K. Penyebab Diabetes
Penyebab DM Tipe 1:
Faktor keturunan atau genetika.
Autoimunitas.
Virus atau zat kimia.
Penyebab DM Tipe 2:
Faktor keturunan.
Pola makan atau gaya hidup yang tidak sehat.
Kadar kolesterol yang tinggi.
Jarang berolahraga.
Obesitas atau kelebihan berat badan.
L. Contoh Kasus dan DRP
Pasien seorang wanita bernama Hannah berusia 54 tahun memiliki riwayat diabetes
mellitus tipe 2 selama 5 tahun. Dia bercerai, memiliki 2 orang anak, dan bekerja sebagai
headhunter. Beratnya 82 kg dan memiliki BMI sebesar 32,2 kg/m 2 termasuk kategori
obesitas. Meskipun Hannah menunjukkan keinginan dan kesiapan untuk menurunkan
berat badan serta telah mengikuti konseling mengenai gizi, dia tidak dapat mengubah
kebiasaan hidupnya. Penyakit yang diderita meliputi hipertensi, dislipidemia, dan
osteoarthritis.
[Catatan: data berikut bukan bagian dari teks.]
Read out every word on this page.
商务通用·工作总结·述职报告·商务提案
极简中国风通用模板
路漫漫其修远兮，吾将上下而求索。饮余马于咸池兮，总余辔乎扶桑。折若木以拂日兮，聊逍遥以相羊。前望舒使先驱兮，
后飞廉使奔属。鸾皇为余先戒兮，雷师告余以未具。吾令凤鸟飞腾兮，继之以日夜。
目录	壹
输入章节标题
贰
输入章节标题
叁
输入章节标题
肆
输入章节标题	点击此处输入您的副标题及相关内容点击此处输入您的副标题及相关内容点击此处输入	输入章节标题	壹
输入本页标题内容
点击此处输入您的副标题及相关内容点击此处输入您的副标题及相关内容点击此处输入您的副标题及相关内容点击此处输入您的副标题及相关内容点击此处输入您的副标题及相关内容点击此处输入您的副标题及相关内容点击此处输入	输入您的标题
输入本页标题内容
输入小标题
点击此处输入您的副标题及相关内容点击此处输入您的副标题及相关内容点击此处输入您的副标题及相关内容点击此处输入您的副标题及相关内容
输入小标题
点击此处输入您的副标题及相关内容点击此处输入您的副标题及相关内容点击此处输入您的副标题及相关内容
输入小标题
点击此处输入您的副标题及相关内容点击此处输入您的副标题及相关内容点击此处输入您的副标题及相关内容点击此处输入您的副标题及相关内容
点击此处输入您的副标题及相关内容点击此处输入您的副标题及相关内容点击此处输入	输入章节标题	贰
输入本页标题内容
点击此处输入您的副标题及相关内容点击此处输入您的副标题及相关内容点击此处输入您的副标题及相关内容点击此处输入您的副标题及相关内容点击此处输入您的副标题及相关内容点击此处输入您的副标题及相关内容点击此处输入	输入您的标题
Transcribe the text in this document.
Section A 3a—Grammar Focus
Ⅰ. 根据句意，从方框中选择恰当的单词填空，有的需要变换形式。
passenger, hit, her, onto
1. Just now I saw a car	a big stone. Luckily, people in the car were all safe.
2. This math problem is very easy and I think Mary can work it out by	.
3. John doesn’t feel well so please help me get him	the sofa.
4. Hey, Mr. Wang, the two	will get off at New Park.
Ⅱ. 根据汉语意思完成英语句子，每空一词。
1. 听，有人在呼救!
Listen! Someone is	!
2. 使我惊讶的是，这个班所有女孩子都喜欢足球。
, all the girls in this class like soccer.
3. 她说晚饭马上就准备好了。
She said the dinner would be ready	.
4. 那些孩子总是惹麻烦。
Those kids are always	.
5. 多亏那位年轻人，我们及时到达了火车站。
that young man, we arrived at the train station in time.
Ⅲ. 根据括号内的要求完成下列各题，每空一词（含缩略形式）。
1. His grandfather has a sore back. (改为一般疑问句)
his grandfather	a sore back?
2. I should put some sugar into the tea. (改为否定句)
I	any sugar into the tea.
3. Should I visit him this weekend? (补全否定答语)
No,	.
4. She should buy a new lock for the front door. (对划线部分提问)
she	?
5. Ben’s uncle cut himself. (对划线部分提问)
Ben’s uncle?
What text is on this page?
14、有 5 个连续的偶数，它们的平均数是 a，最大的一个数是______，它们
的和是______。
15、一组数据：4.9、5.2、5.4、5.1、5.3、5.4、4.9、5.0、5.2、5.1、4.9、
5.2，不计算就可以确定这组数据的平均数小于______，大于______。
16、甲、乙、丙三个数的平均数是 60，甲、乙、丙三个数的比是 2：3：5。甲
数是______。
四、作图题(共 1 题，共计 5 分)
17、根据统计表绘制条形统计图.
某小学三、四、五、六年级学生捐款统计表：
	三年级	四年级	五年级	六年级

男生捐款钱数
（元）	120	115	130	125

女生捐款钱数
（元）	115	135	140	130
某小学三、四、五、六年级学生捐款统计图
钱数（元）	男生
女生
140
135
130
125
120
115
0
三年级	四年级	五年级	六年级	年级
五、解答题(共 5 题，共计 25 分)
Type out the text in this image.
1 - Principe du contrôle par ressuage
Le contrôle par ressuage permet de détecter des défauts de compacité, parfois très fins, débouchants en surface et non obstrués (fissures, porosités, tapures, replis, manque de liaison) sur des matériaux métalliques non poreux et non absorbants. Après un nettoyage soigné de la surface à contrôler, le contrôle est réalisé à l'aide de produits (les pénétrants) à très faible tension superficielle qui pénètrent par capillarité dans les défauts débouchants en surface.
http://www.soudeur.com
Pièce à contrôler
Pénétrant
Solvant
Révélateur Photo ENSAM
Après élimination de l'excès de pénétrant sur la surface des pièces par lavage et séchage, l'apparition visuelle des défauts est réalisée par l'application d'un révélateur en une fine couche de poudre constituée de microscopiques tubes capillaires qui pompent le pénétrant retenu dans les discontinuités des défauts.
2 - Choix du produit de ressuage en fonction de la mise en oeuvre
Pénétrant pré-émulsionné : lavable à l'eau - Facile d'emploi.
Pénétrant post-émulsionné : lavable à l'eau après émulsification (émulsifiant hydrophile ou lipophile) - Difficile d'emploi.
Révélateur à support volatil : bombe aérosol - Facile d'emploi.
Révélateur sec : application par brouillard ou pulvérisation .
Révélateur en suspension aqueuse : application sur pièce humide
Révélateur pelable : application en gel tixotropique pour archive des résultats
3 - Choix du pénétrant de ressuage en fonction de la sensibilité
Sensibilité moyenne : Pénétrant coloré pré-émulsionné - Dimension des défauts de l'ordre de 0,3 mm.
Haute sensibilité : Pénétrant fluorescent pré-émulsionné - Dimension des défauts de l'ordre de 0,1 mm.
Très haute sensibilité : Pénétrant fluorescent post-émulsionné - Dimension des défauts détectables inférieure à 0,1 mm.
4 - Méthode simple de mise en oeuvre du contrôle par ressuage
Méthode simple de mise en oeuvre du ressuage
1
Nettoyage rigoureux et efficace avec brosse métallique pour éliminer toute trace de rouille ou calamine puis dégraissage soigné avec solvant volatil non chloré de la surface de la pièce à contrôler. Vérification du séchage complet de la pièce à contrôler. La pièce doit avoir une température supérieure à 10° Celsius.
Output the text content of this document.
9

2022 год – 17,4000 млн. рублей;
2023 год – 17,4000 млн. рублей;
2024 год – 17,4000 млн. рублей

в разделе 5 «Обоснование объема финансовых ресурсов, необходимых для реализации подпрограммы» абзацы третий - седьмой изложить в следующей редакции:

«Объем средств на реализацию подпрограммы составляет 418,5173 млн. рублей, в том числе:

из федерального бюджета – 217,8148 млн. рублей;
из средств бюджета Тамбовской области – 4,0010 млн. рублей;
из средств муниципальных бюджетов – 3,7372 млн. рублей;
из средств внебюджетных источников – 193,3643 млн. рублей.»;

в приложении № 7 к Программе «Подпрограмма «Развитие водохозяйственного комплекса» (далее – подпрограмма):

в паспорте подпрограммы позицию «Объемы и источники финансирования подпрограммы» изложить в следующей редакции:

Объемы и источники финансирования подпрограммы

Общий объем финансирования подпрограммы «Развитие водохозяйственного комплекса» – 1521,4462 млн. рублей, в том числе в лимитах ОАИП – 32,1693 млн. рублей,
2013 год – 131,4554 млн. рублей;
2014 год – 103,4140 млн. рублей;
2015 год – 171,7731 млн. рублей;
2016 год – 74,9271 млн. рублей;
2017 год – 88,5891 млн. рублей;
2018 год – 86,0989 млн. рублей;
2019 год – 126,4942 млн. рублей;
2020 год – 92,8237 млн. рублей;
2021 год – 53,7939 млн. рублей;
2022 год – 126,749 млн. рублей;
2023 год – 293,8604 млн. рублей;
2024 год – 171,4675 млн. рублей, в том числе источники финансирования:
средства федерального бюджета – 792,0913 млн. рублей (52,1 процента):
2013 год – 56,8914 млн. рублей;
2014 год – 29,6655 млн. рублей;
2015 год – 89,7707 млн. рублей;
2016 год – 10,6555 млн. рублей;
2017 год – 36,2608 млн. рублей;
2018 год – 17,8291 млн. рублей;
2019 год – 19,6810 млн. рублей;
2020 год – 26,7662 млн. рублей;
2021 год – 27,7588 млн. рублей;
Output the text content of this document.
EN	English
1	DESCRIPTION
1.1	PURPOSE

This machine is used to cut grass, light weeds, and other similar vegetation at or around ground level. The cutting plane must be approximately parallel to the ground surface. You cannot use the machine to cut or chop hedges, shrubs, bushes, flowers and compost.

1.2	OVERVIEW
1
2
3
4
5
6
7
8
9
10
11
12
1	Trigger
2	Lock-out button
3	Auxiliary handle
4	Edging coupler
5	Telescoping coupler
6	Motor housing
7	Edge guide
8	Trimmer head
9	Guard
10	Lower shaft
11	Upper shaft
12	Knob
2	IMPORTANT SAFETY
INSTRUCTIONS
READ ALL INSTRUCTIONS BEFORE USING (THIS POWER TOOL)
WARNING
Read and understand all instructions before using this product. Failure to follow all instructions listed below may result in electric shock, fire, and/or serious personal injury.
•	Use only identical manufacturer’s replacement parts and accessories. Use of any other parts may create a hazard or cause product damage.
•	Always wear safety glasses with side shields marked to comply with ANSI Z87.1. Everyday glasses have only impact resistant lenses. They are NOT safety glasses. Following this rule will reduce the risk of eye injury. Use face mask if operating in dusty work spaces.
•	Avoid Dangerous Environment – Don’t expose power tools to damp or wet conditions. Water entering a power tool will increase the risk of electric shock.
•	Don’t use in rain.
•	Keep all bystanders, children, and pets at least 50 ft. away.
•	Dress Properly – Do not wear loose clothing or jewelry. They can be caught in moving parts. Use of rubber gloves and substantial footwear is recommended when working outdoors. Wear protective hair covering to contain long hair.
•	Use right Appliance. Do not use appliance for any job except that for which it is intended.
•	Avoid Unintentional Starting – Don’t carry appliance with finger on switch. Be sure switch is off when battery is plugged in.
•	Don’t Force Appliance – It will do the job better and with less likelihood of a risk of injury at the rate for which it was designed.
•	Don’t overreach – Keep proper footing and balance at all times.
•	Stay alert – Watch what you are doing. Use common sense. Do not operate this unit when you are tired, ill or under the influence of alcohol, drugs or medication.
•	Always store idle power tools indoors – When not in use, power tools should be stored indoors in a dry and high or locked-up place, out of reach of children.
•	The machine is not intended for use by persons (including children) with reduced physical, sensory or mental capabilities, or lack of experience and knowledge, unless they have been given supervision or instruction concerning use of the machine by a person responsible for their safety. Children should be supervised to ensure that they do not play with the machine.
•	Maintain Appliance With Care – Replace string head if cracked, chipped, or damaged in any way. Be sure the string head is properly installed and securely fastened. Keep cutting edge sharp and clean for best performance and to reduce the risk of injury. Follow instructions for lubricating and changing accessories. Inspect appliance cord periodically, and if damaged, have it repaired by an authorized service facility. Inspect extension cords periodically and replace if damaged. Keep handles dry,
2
Tingkat glukosa darah puasa yaitu 174 mg/dL, kadar glukosa postprandial
240 mg/dL, dan kadar A1C 8,6%.
Analisis SOAP
1. Subject
Pasien seorang wanita bernama Hannah berusia 54 tahun memiliki riwayat
diabetes mellitus selama 5 tahun
Berat badan 82 kg, tinggi 62 in, BMI 32,2 kg/m2
Riwayat penyakit paskamenopause (osteoarthritis), hipertensi, dislipidemia,
tidak ada riwayat pankreatitis dan kanker tiroid
Riwayat penyakit keluarga ayah pasien memiliki riwayat diabetes mellitus tipe
2, ibu pasien meninggal pada usia 52 tahun karena infark miokard, kakak
perempuan pasien (usia 60 tahun) memiliki riwayat diabetes mellitus tipe 2 yang
diterapi dengan insulin
Pasien bekerja sebagai headhunter, perokok (20 tahun yang lalu),
Mengkonsumsi alkohol (segelas wine saat makan malam, hampir setiap malam),
tidak mengkonsumsi obat terlarang, aerobik 2 kali seminggu, bercerai, memiliki
2 orang anak dengan usia 14 dan 12 tahun dalam keadaan sehat
Pasien alergi dengan kacang
Pemeriksaan fisik pasien yaitu obesitas tanpa adanya gejala resistensi perifer
atau endokrinopati, refleks ekstermitas bawah berkurang, pemeriksaan
funduskopi menunjukkan latar belakang diabetes retinopati bilateral tanpa
adanya edema macula
2. Object
(Dipiro, 2015).
(Dipiro, 2015).
(Dipiro, 2015).
(Dipiro, 2015).
3. Assessment
Pasien ini memenuhi kriteria klinis untuk diabetes mellitus tipe 2, karakteristiknya
ditandai dengan tingginya level A1C yaitu 8,6%, kadar glukosa darah puasa 174
mg/dL, dan kadar glukosa darah post prandial 240 mg/dL. Untuk mengatasi
diabetes mellitus tipe 2 yang dimiliki oleh pasien, dokter meresepkan obat
metformin 1000 mg setiap hari selama 4 tahun dan glyburide 5 mg setiap hari
selama 3 tahun.
Selain diabetes mellitus tipe 2, pasien juga memiliki riwayat penyakit hipertensi yang ditandai
dengan tingginya tekanan darah yaitu 130/78 mmHg serta dislipidemia dengan karakteristik
kadar trigliserida tinggi sebesar 189 mg/dL dan kadar HDL rendah 37 mg/dL, untuk
mengatasinya dokter meresepkan lisinopril 12,5 mg/hari selama 8 tahun dan atorvastatin 40
mg/hari selama 4 tahun.
4. Plan
a. Terapi Farmakologi
1. Metformin
Pada kasus ini pasien diresepkan metformin dengan dosis 1000 mg sekali
sehari selama 4 tahun. Dosis yang disarankan dimulai dari 500 mg per hari
sampai dengan kemampuan fungsional ginjal pasien, dosis maksimum yang
diperbolehkan dalam terapi menggunakan metformin yaitu 2550 mg/hari.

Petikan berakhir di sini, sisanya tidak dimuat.